At first, Sanchez says, the gang felt like home. At age 11, he got his first tattoo. By 15, he'd been shot. His adolescence was spent bouncing in and out of juvenile detention, and by 20, Sanchez had served three separate jail terms for various offenses. "For us, going to prison was a rite of passage," he recalls today. "You got recognized by the gang; you were someone to be reckoned with."
By 1994, after his third prison sentence, the gangster glamour of doing time started to tarnish. Sanchez was 21 and realized he wanted to turn his life around. After another arrest, he signed voluntary deportation papers, weary from the intensity of gang life. Perhaps deportation, Sanchez imagined, could serve as a vacation of sorts.
He was wrong.
"I was excited, because growing up [in Los Angeles] people used to talk about all these places in El Salvador," Sanchez recalls. "I couldn't get into the conversation. I didn't even know where I lived – people would ask me where I was from, and I would say, I don't know, by a lake?"
But upon arriving, Sanchez was surprised to see the tall letters "MS" splashed in graffiti across city streets. He realized that living in El Salvador, like living in Los Angeles, meant dodging bullets. His tattoos and gang affiliation meant he was a marked man.
With help from a smuggler, Sanchez returned to the US in 1995 illegally after deportation.

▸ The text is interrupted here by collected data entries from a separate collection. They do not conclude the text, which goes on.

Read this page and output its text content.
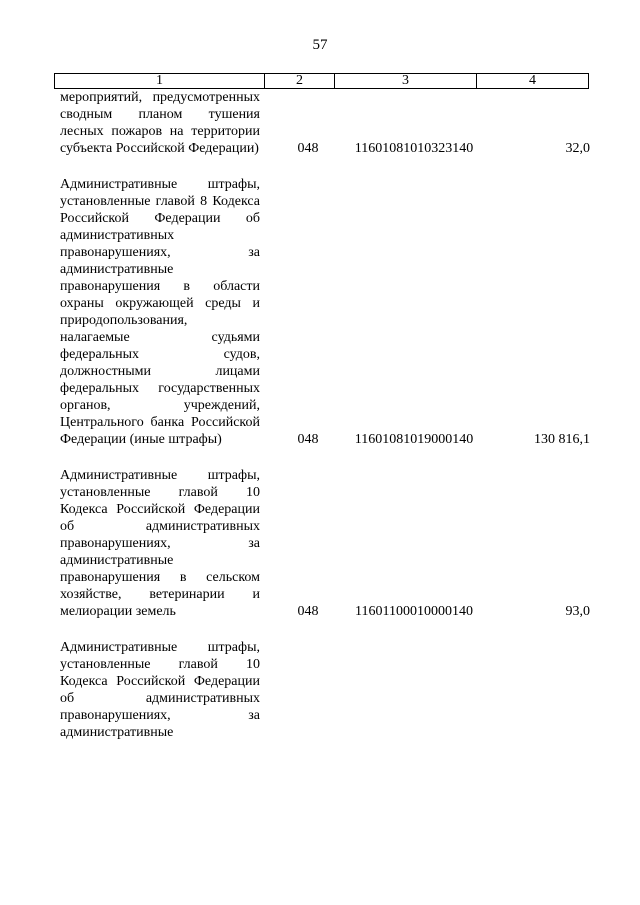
57
1	2	3	4
мероприятий, предусмотренных сводным планом тушения лесных пожаров на территории субъекта Российской Федерации)	048	11601081010323140	32,0
Административные штрафы, установленные главой 8 Кодекса Российской Федерации об административных правонарушениях, за административные правонарушения в области охраны окружающей среды и природопользования, налагаемые судьями федеральных судов, должностными лицами федеральных государственных органов, учреждений, Центрального банка Российской Федерации (иные штрафы)	048	11601081019000140	130 816,1
Административные штрафы, установленные главой 10 Кодекса Российской Федерации об административных правонарушениях, за административные правонарушения в сельском хозяйстве, ветеринарии и мелиорации земель	048	11601100010000140	93,0
Административные штрафы, установленные главой 10 Кодекса Российской Федерации об административных правонарушениях, за административные
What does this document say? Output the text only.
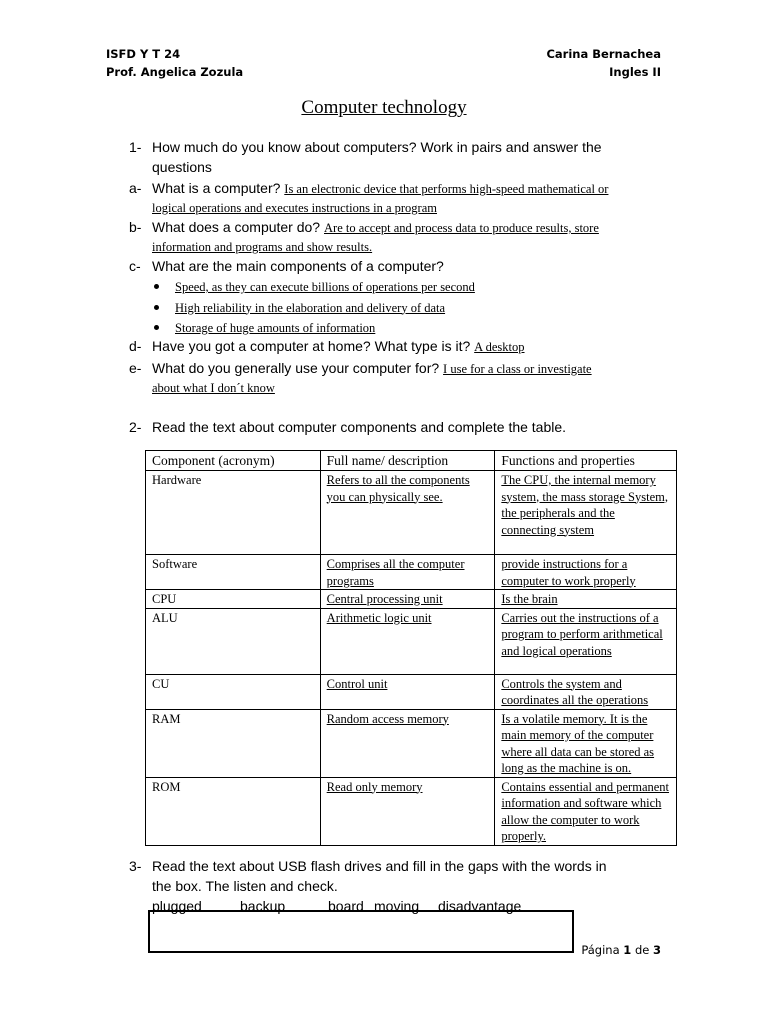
ISFD Y T 24
Prof. Angelica Zozula
Carina Bernachea
Ingles II
Computer technology
1- How much do you know about computers? Work in pairs and answer the
questions
a- What is a computer? Is an electronic device that performs high-speed mathematical or
logical operations and executes instructions in a program
b- What does a computer do? Are to accept and process data to produce results, store
information and programs and show results.
c- What are the main components of a computer?
Speed, as they can execute billions of operations per second
High reliability in the elaboration and delivery of data
Storage of huge amounts of information
d- Have you got a computer at home? What type is it? A desktop
e- What do you generally use your computer for? I use for a class or investigate
about what I don´t know
2- Read the text about computer components and complete the table.
Component (acronym)	Full name/ description	Functions and properties
Hardware	Refers to all the components you can physically see.	The CPU, the internal memory system, the mass storage System, the peripherals and the connecting system
Software	Comprises all the computer programs	provide instructions for a computer to work properly
CPU	Central processing unit	Is the brain
ALU	Arithmetic logic unit	Carries out the instructions of a program to perform arithmetical and logical operations
CU	Control unit	Controls the system and coordinates all the operations
RAM	Random access memory	Is a volatile memory. It is the main memory of the computer where all data can be stored as long as the machine is on.
ROM	Read only memory	Contains essential and permanent information and software which allow the computer to work properly.
3- Read the text about USB flash drives and fill in the gaps with the words in
the box. The listen and check.
plugged	backup	board moving disadvantage
Página 1 de 3
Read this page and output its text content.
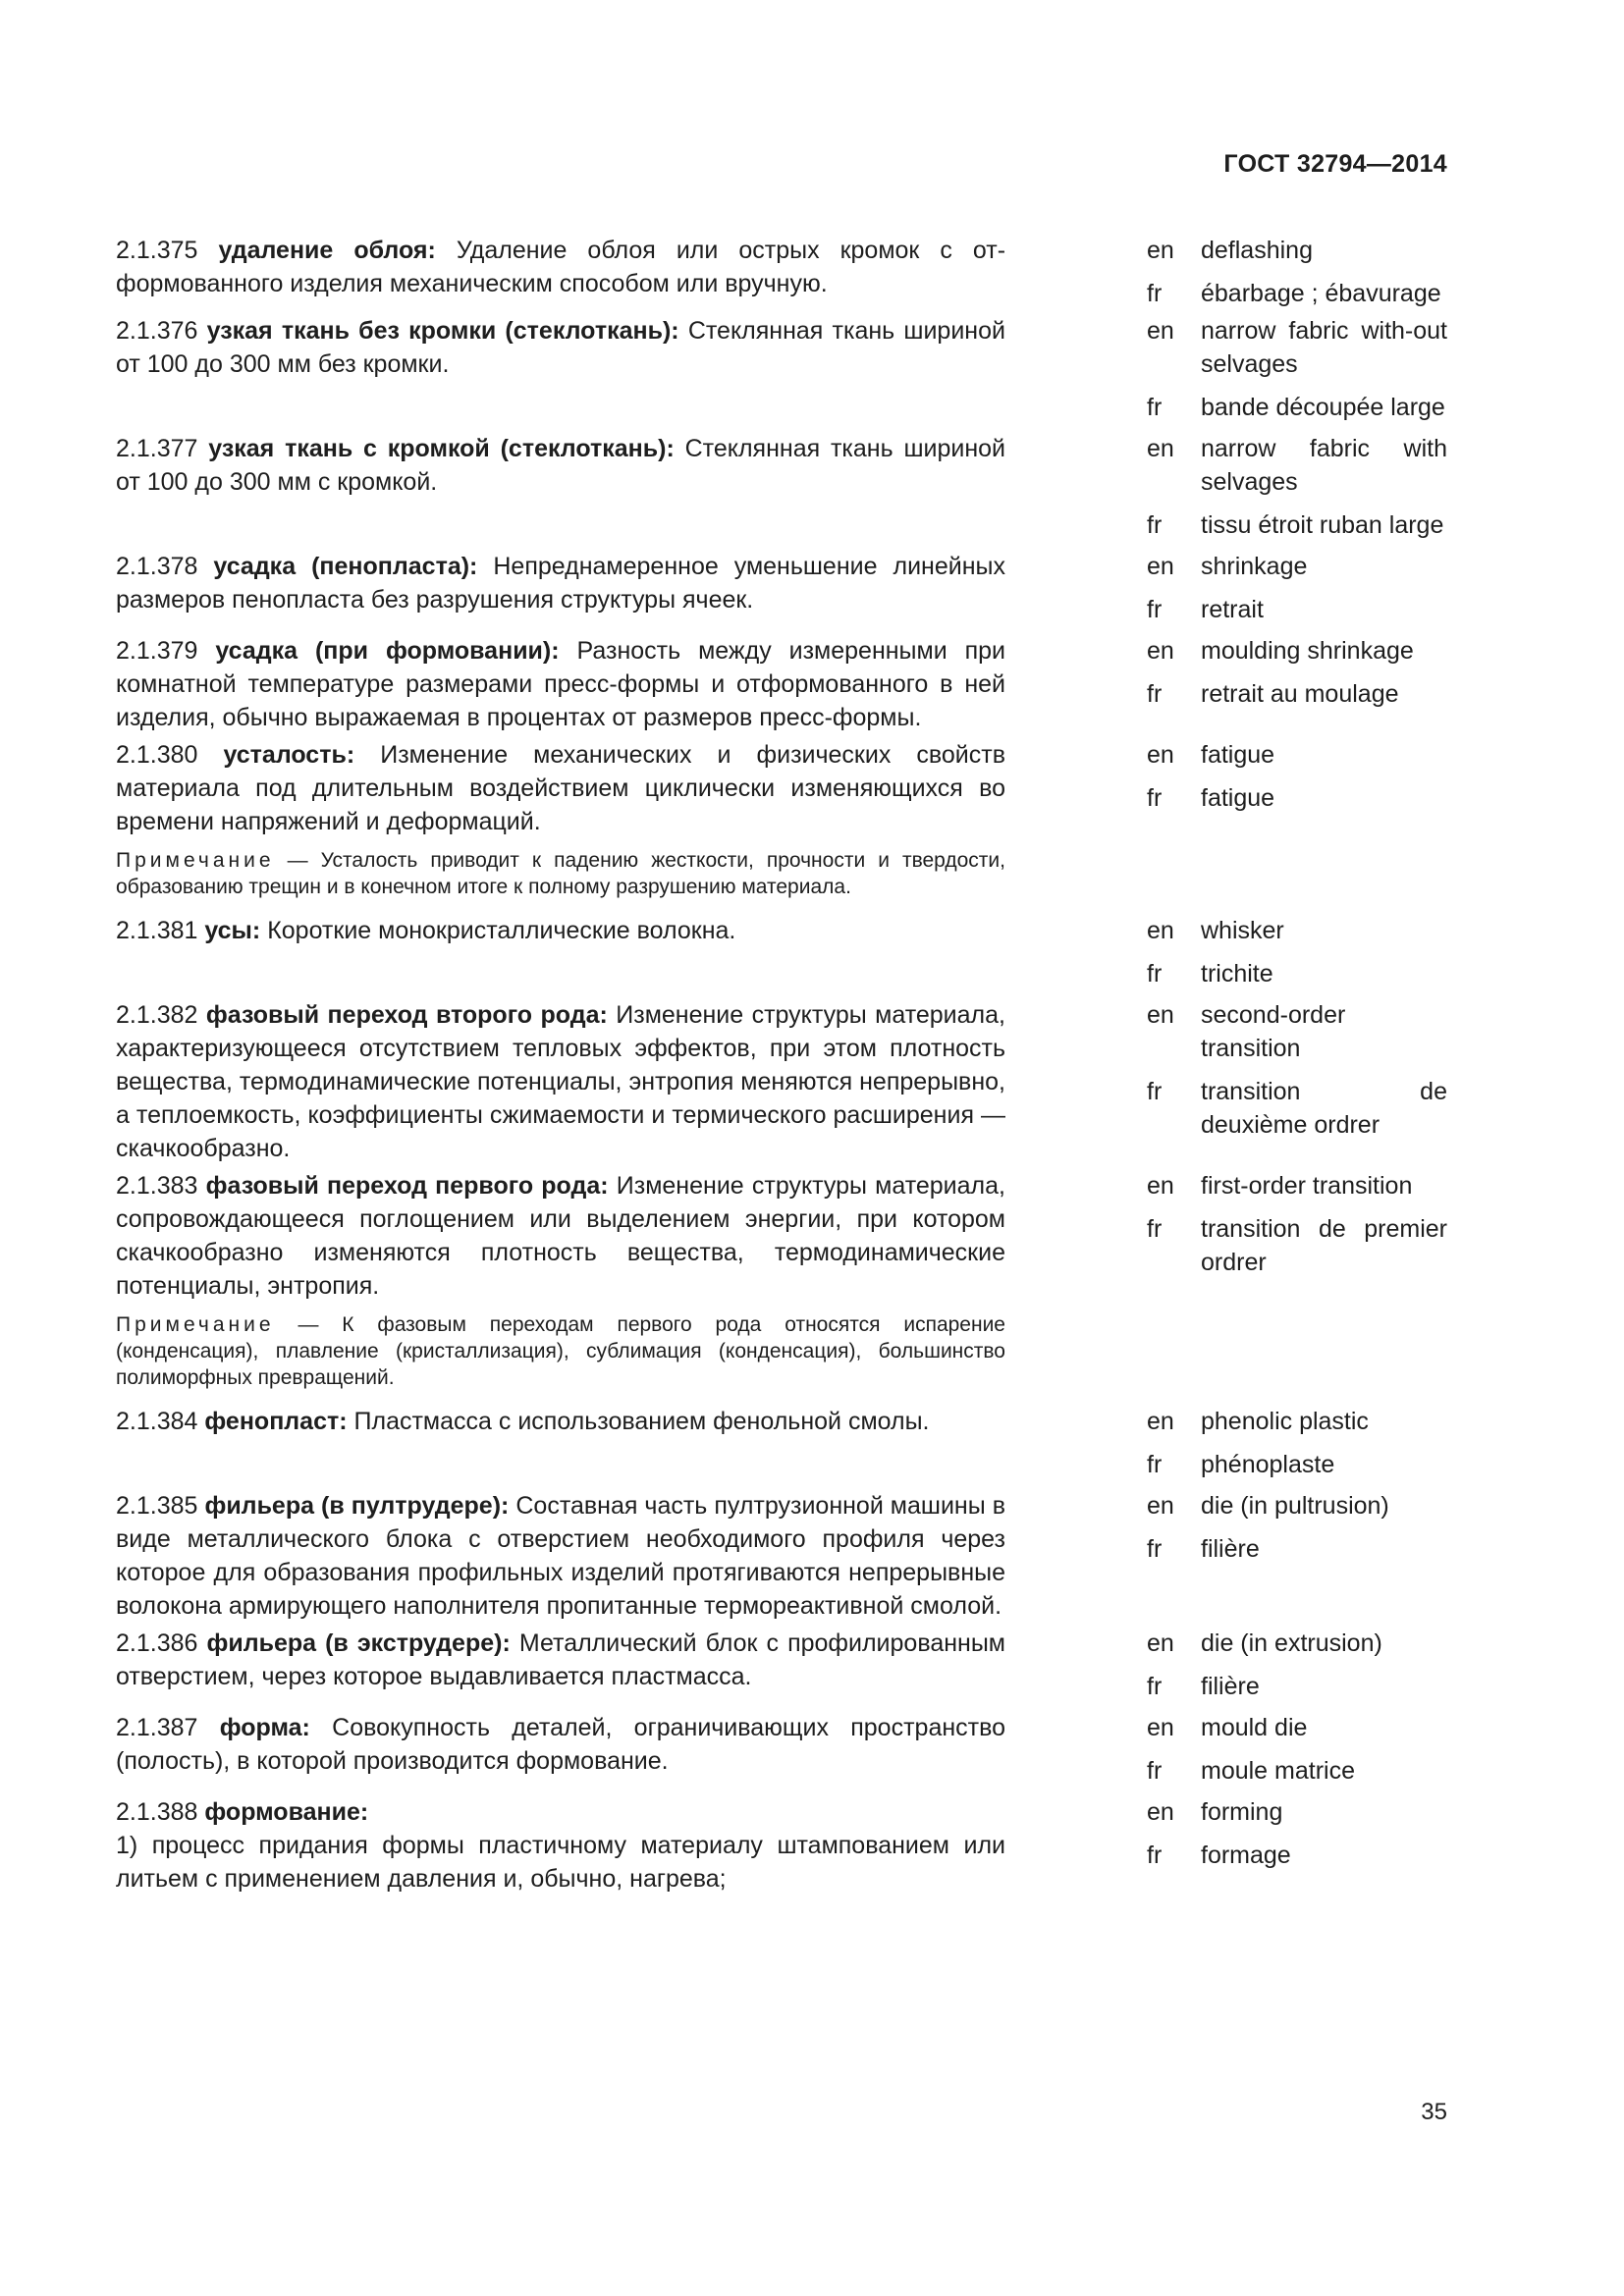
ГОСТ 32794—2014

2.1.375 удаление облоя: Удаление облоя или острых кромок с отформованного изделия механическим способом или вручную.

en	deflashing
fr	ébarbage ; ébavurage

2.1.376 узкая ткань без кромки (стеклоткань): Стеклянная ткань шириной от 100 до 300 мм без кромки.

en	narrow fabric with-out selvages
fr	bande découpée large

2.1.377 узкая ткань с кромкой (стеклоткань): Стеклянная ткань шириной от 100 до 300 мм с кромкой.

en	narrow fabric with selvages
fr	tissu étroit ruban large

2.1.378 усадка (пенопласта): Непреднамеренное уменьшение линейных размеров пенопласта без разрушения структуры ячеек.

en	shrinkage
fr	retrait

2.1.379 усадка (при формовании): Разность между измеренными при комнатной температуре размерами пресс-формы и отформованного в ней изделия, обычно выражаемая в процентах от размеров пресс-формы.

en	moulding shrinkage
fr	retrait au moulage

2.1.380 усталость: Изменение механических и физических свойств материала под длительным воздействием циклически изменяющихся во времени напряжений и деформаций.

Примечание — Усталость приводит к падению жесткости, прочности и твердости, образованию трещин и в конечном итоге к полному разрушению материала.

en	fatigue
fr	fatigue

2.1.381 усы: Короткие монокристаллические волокна.	en	whisker
fr	trichite

2.1.382 фазовый переход второго рода: Изменение структуры материала, характеризующееся отсутствием тепловых эффектов, при этом плотность вещества, термодинамические потенциалы, энтропия меняются непрерывно, а теплоемкость, коэффициенты сжимаемости и термического расширения — скачкообразно.

en	second-order transition
fr	transition de deuxième ordrer

2.1.383 фазовый переход первого рода: Изменение структуры материала, сопровождающееся поглощением или выделением энергии, при котором скачкообразно изменяются плотность вещества, термодинамические потенциалы, энтропия.

Примечание — К фазовым переходам первого рода относятся испарение (конденсация), плавление (кристаллизация), сублимация (конденсация), большинство полиморфных превращений.

en	first-order transition
fr	transition de premier ordrer

2.1.384 фенопласт: Пластмасса с использованием фенольной смолы.	en	phenolic plastic
fr	phénoplaste

2.1.385 фильера (в пултрудере): Составная часть пултрузионной машины в виде металлического блока с отверстием необходимого профиля через которое для образования профильных изделий протягиваются непрерывные волокона армирующего наполнителя пропитанные термореактивной смолой.

en	die (in pultrusion)
fr	filière

2.1.386 фильера (в экструдере): Металлический блок с профилированным отверстием, через которое выдавливается пластмасса.

en	die (in extrusion)
fr	filière

2.1.387 форма: Совокупность деталей, ограничивающих пространство (полость), в которой производится формование.

en	mould die
fr	moule matrice

2.1.388 формование:

1) процесс придания формы пластичному материалу штампованием или литьем с применением давления и, обычно, нагрева;

en	forming
fr	formage
35
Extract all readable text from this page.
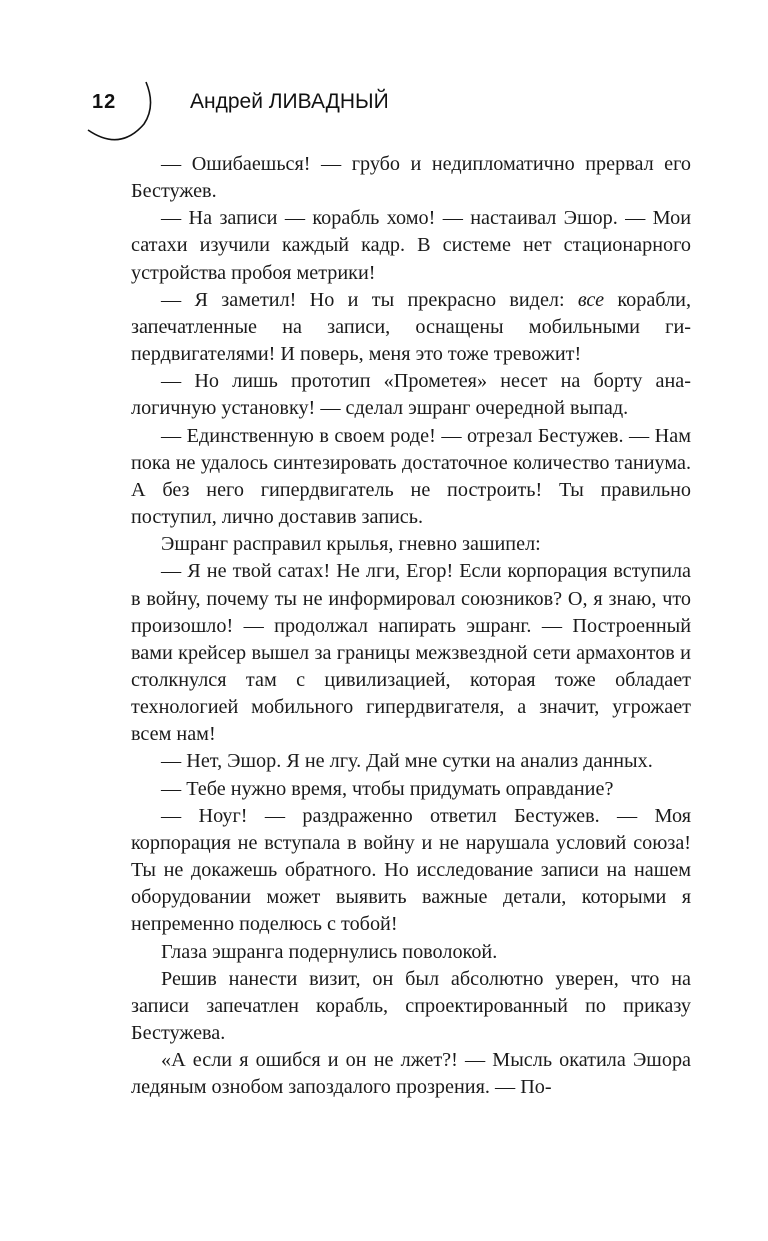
12	Андрей ЛИВАДНЫЙ

— Ошибаешься! — грубо и недипломатично прервал его Бестужев.

— На записи — корабль хомо! — настаивал Эшор. — Мои сатахи изучили каждый кадр. В системе нет стационарного устройства пробоя метрики!

— Я заметил! Но и ты прекрасно видел: все корабли, запечатленные на записи, оснащены мобильными гипердвигателями! И поверь, меня это тоже тревожит!

— Но лишь прототип «Прометея» несет на борту аналогичную установку! — сделал эшранг очередной выпад.

— Единственную в своем роде! — отрезал Бестужев. — Нам пока не удалось синтезировать достаточное количество таниума. А без него гипердвигатель не построить! Ты правильно поступил, лично доставив запись.

Эшранг расправил крылья, гневно зашипел:

— Я не твой сатах! Не лги, Егор! Если корпорация вступила в войну, почему ты не информировал союзников? О, я знаю, что произошло! — продолжал напирать эшранг. — Построенный вами крейсер вышел за границы межзвездной сети армахонтов и столкнулся там с цивилизацией, которая тоже обладает технологией мобильного гипердвигателя, а значит, угрожает всем нам!

— Нет, Эшор. Я не лгу. Дай мне сутки на анализ данных.

— Тебе нужно время, чтобы придумать оправдание?

— Ноуг! — раздраженно ответил Бестужев. — Моя корпорация не вступала в войну и не нарушала условий союза! Ты не докажешь обратного. Но исследование записи на нашем оборудовании может выявить важные детали, которыми я непременно поделюсь с тобой!

Глаза эшранга подернулись поволокой.

Решив нанести визит, он был абсолютно уверен, что на записи запечатлен корабль, спроектированный по приказу Бестужева.

«А если я ошибся и он не лжет?! — Мысль окатила Эшора ледяным ознобом запоздалого прозрения. — По-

He applied for political asylum on the grounds that he'd be killed by former rival gang members if deported to El Salvador. In 2002, the application was granted.
Since then, the father of three has become an internationally known peacemaker and gang interventionist. He helped found Homies Unidos, a nonprofit, 12 years ago. Sanchez helps recruit youth from the street, and brings them into the fold, trying to end the cycle of violence by providing resources.
Still today, Sanchez says, immigrant kids can feel alienated and discriminated against. "People believe that there's no more racism in the United States," he says. "But there is. I don't believe in the American dream. If you're an immigrant, you're less likely to have your rights respected, and you're more likely to be abused by corporations who live off sweat labor."